When I lost my job during the pandemic and unemployment was at an all-time high in Canada, very few companies were looking to hire AI talent, and the ones that were hiring weren’t looking for global affairs students with eight months of consulting experience. While applying for jobs, I started volunteering at an ethical AI organization.
One of the projects I worked on while volunteering was about whether there should be copyright protection for art produced by artificial intelligence. I reached out to a lawyer at a Canadian AI law firm to better understand the space. He connected me to someone at CIFAR, who connected me with Benjamin Prud’homme, the executive director of Mila’s AI for Humanity team. It’s amazing to think that through a series of exchanges about the art of artificial intelligence, I learned about a career opportunity that has since changed my life.
What are some of the most pressing issues facing artificial intelligence as it evolves?
I have three answers to this question that are somewhat interrelated. I think we need to understand:
- How to reconcile the fact that AI is built to scale while ensuring that the tools we build are tailored to fit local knowledge, experience and needs.
- If we want to create tools that are tailored to the local context, we will need to integrate anthropologists and sociologists into the AI design process.

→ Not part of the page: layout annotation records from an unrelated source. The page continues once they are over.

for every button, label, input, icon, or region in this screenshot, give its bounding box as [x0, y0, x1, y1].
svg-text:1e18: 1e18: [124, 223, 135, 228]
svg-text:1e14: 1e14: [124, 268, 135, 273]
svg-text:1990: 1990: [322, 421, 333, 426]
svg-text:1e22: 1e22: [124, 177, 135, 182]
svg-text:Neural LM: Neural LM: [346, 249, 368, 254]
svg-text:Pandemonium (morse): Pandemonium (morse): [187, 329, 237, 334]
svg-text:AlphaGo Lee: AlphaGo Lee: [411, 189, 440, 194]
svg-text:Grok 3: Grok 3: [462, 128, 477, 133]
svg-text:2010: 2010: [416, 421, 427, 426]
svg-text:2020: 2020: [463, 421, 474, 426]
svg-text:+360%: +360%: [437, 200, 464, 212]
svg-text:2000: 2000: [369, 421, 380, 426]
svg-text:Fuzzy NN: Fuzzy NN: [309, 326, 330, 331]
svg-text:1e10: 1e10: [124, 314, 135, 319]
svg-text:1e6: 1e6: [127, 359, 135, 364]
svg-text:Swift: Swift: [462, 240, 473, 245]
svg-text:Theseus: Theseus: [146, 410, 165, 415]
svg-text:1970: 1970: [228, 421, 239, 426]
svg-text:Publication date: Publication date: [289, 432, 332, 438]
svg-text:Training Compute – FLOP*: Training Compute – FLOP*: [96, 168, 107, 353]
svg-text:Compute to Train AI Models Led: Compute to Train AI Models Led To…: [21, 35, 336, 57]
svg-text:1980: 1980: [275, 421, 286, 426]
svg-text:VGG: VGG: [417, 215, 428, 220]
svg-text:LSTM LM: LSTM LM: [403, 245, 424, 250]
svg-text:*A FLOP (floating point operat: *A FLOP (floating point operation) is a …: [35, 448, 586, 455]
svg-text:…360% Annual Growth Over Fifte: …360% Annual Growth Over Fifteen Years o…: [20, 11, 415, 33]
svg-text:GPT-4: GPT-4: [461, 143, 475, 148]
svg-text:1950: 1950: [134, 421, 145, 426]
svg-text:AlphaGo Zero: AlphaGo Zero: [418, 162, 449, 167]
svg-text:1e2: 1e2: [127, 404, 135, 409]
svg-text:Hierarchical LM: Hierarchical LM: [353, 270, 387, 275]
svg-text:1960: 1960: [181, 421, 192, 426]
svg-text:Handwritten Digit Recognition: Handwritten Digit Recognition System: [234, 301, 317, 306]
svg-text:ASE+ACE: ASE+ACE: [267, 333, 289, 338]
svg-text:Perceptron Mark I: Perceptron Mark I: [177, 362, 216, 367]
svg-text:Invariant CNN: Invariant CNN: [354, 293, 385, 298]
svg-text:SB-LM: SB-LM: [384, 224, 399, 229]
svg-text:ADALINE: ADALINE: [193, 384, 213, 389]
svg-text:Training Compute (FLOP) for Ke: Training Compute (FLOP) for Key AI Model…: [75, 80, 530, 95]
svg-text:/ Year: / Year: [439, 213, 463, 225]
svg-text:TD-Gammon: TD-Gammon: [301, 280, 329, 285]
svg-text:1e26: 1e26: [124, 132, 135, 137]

However, there are a multitude of incentive structures and other barriers that prevent meaningful interdisciplinary collaboration. How can we overcome this?
- How can we influence the design process even more deeply than simply incorporating multidisciplinary expertise? Specifically, how can we shift incentives so that we design tools built for those who need it most urgently, rather than those whose data or business is most profitable?
What are some issues AI users should be aware of?
Labor exploitation is one of the topics that I don’t think is covered enough. There are many artificial intelligence models that learn from labeled data using supervised learning methods. When the model is based on labeled data, there are people who need to do this labeling (ie, someone adds the label “cat” to an image of a cat). These people (commenters) are often subject to exploitative practices. For models that do not require data to be labeled during the training process (as is the case with some generative AI models and other foundational models), datasets can be created exploitatively, given that developers often do not obtain consent or provide compensation or credit to data creators.
I would recommend checking out the work of Krystal Kauffman, who I was very happy to see featured in this TechCrunch series. It makes progress in defending commenters’ labor rights, including a living wage, an end to “mass dismissal” practices, and detention practices aligned with fundamental human rights (in response to developments such as intrusive surveillance).
What’s the best way to build responsible AI?
People often look to the ethical principles of artificial intelligence in order to claim that their technology is responsible. Unfortunately, ethical reflection can only begin after certain decisions have already been made, including but not limited to:
- What are you building?
- How do you build it?
- How will it develop?
If you wait until these decisions are made, you will have missed countless opportunities to create responsible technology.
In my experience, the best way to build responsible AI is to know — from the earliest stages of your process — how your problem is defined and whose interests it serves. how orientation supports or challenges pre-existing power dynamics; and which communities will be empowered or disempowered through the use of AI.
If you want to build meaningful solutions, you need to navigate these power systems carefully.
How can investors best push for responsible AI?
Ask about team values. If values are defined, at least in part, by the local community and there is a degree of accountability within that community, the group is more likely to incorporate responsible practices.